The simultaneous measure of each of these parameters for each sample defines the High Content Screening (HCS), defined as the measure of a large number of information in the same sample at once.
One unique feature of Flow Cytometry is that it measures fluorescence per cell or particle. This contrasts with spectrophotometry in which the percent absorption and transmission of specific wavelenths of light is measured for a bulk volume of sample.
Main Goals
The project consists on developing a tool which helps scientifics to storage and analyze the outcome from the HCS experiments. The main goals of our research are described below:
- Storage of information (integrity of data).
- Analysis of the results.
- Visualization of the results.
Storage of information
Each well of the plate contains something different. It can be classified into 2 main categories: Samples or Controls (positive or negative).
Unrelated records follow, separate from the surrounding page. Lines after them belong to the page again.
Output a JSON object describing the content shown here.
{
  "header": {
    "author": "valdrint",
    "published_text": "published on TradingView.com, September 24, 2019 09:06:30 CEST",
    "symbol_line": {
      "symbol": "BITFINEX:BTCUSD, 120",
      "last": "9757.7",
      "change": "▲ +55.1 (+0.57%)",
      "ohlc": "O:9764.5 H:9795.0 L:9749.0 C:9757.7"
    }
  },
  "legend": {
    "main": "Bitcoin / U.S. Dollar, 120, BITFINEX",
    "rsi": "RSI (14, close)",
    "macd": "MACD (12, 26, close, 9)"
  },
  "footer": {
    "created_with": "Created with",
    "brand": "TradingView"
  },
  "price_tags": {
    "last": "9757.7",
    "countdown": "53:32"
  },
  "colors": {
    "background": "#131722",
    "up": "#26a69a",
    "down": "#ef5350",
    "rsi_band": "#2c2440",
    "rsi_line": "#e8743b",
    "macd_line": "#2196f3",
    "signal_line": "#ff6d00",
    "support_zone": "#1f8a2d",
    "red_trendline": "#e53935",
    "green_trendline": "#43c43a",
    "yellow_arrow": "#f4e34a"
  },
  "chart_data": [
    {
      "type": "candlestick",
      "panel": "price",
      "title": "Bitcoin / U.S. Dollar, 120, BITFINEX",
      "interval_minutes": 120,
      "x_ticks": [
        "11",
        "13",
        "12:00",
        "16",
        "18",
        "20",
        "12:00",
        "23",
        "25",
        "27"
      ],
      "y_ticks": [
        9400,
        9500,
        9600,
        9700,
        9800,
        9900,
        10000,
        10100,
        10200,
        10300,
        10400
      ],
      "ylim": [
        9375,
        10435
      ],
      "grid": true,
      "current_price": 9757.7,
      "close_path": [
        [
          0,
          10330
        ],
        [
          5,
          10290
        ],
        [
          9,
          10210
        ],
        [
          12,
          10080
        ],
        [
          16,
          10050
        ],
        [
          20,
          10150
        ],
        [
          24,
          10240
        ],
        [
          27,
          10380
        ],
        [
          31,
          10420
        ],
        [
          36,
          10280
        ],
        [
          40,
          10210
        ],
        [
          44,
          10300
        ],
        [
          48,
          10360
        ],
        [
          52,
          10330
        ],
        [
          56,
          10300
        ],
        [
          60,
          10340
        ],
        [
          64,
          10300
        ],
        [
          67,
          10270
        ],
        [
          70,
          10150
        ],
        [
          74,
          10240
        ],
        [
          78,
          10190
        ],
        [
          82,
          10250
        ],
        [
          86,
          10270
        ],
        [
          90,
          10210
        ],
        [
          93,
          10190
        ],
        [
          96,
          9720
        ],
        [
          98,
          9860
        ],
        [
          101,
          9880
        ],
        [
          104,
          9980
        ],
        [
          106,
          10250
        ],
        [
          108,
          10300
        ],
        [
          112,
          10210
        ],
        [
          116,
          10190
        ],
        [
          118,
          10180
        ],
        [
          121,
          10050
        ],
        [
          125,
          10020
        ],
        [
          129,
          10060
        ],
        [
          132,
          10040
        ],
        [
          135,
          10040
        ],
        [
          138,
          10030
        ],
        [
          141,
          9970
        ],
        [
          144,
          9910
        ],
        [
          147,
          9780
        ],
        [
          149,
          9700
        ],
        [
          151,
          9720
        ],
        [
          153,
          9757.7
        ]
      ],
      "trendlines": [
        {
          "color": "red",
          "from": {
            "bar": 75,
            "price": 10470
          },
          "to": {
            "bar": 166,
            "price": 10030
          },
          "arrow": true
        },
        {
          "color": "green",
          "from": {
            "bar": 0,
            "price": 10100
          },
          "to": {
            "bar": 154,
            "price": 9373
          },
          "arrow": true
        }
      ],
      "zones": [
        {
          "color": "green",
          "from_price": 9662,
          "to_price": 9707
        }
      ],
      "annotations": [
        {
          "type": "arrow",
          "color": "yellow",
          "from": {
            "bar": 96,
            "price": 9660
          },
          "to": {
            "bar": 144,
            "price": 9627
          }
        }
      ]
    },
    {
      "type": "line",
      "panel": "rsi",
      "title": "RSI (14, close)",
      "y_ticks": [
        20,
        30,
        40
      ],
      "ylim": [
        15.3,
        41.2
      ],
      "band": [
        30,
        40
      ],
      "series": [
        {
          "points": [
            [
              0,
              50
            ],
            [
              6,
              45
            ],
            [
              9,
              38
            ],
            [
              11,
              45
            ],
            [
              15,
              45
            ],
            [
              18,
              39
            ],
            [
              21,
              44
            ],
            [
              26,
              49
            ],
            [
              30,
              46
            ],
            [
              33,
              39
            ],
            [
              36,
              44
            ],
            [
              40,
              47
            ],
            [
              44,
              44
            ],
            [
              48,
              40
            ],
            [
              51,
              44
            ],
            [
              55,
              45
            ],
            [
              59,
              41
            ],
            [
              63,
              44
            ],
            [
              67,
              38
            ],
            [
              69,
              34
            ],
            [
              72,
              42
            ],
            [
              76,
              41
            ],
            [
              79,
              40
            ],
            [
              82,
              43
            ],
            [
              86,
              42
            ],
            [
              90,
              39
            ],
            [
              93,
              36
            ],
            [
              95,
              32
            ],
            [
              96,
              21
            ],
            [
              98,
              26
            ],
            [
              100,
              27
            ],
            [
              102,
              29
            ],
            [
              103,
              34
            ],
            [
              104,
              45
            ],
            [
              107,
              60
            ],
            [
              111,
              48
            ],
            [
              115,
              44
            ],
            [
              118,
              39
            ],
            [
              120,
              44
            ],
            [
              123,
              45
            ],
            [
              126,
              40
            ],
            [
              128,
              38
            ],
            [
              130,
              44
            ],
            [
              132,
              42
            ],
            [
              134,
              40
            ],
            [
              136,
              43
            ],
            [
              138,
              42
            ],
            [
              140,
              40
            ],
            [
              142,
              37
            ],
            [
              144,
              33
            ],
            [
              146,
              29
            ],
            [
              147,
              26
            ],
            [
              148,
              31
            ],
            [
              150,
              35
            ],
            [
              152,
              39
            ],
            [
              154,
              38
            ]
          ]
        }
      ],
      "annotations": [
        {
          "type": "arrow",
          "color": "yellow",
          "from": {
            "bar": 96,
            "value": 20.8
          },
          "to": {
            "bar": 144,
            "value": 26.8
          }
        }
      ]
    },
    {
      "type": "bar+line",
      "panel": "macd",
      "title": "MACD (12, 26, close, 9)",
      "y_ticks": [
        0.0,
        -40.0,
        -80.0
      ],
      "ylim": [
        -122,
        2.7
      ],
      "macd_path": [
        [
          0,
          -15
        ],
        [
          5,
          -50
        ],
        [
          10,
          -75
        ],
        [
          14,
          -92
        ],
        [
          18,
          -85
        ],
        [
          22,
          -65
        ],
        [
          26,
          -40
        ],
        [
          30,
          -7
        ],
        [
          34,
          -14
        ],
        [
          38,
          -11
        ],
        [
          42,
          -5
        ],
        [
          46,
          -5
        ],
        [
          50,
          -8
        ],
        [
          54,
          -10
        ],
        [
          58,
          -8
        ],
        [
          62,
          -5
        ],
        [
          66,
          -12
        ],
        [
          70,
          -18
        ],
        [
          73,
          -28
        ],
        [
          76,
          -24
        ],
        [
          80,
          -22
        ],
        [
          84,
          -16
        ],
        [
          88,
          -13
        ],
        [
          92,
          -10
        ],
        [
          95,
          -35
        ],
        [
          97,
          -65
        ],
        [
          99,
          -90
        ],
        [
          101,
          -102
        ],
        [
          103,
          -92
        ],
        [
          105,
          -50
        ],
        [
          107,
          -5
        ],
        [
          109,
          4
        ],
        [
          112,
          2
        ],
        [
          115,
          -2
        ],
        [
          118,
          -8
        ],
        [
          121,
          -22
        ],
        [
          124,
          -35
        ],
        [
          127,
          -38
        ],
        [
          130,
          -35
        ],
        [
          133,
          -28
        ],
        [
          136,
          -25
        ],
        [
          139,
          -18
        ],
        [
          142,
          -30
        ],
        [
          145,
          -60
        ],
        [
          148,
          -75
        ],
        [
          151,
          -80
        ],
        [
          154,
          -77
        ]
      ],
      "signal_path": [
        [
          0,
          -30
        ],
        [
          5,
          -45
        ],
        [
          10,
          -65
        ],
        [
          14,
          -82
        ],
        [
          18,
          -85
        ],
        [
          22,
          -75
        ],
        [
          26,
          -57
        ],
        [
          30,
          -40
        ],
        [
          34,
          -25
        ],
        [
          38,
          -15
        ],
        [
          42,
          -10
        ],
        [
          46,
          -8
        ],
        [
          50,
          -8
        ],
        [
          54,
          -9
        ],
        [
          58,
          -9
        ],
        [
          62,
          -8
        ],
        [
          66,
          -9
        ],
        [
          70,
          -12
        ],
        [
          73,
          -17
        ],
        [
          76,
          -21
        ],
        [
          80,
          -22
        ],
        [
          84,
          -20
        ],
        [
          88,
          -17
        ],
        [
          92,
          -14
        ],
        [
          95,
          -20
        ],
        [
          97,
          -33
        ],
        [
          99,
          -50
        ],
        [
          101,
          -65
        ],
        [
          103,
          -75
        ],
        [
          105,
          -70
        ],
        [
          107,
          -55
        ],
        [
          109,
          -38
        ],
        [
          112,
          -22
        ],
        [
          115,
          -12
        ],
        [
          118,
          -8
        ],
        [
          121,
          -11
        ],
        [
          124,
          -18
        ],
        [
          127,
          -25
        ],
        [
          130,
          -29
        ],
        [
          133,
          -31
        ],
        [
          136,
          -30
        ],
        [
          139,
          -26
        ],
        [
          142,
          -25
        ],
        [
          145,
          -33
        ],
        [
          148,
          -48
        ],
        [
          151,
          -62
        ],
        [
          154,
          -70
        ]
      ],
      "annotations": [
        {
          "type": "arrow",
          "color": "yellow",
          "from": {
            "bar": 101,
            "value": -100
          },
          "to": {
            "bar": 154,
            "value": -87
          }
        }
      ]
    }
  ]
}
Of course more than one sample can be added to a plate but each sample can also appear several times in the same plate (replication: duplicate or triplicate), we can use more than one control (different in nature or equals in nature but different in concentration).
So for each well we need an unique identifying number (UIN), but it need to be linked with eventual replication (some sample, like the positive may be test again for confirmation, so may have different place in different plate and different set of data but may need to be compare and therefore linked).
Each of these samples will be connected to a set of measures.
On the previous analysis procedures, these samples wre populated from an Excel file.
An Experiment layout (definition of gates) also needs to be linked to the data.
Analysis of results
The data analysis may consists at:
- Sorting data (related to a plate, to a sample, to controls, etc….)
- Statistical analysis (average, SD, Quartiles, hypothesis-driven statistics, etc)
- Combine different subsets to make some calculation (definition of Z, Z’ factors, etc) and/or normalization/standardization of data.
- Data mining, identification of patterns and structure in data.
You can see that data in the present context are multivariate by nature as for each sample there are several different measures at the same time.
Combine the information from sample analysis with properties of the samples (OLAP?)
A concern also will be about aberrant points (outliers): how to identify them rationally (Q test), and out to exclude them from calculation manually (when aberrant due to technical problem during the experience)/automatically.
Visualization
This is probably the most difficult part. As the data is multidimensional for one sample X there is several measurement (Y1, Y2, Y3, …Yn) and informative visualization became complex. This point is related to the data mining approach we see above. [CyVisualization]
A research can be done on this field, using different visualization techniques such as: Dot Plots, 3D Dot Plots, Parallel Coordinates, Scatter Plot, and so for.
Finally we should be able to export the visualization of data for communication or labnotebook.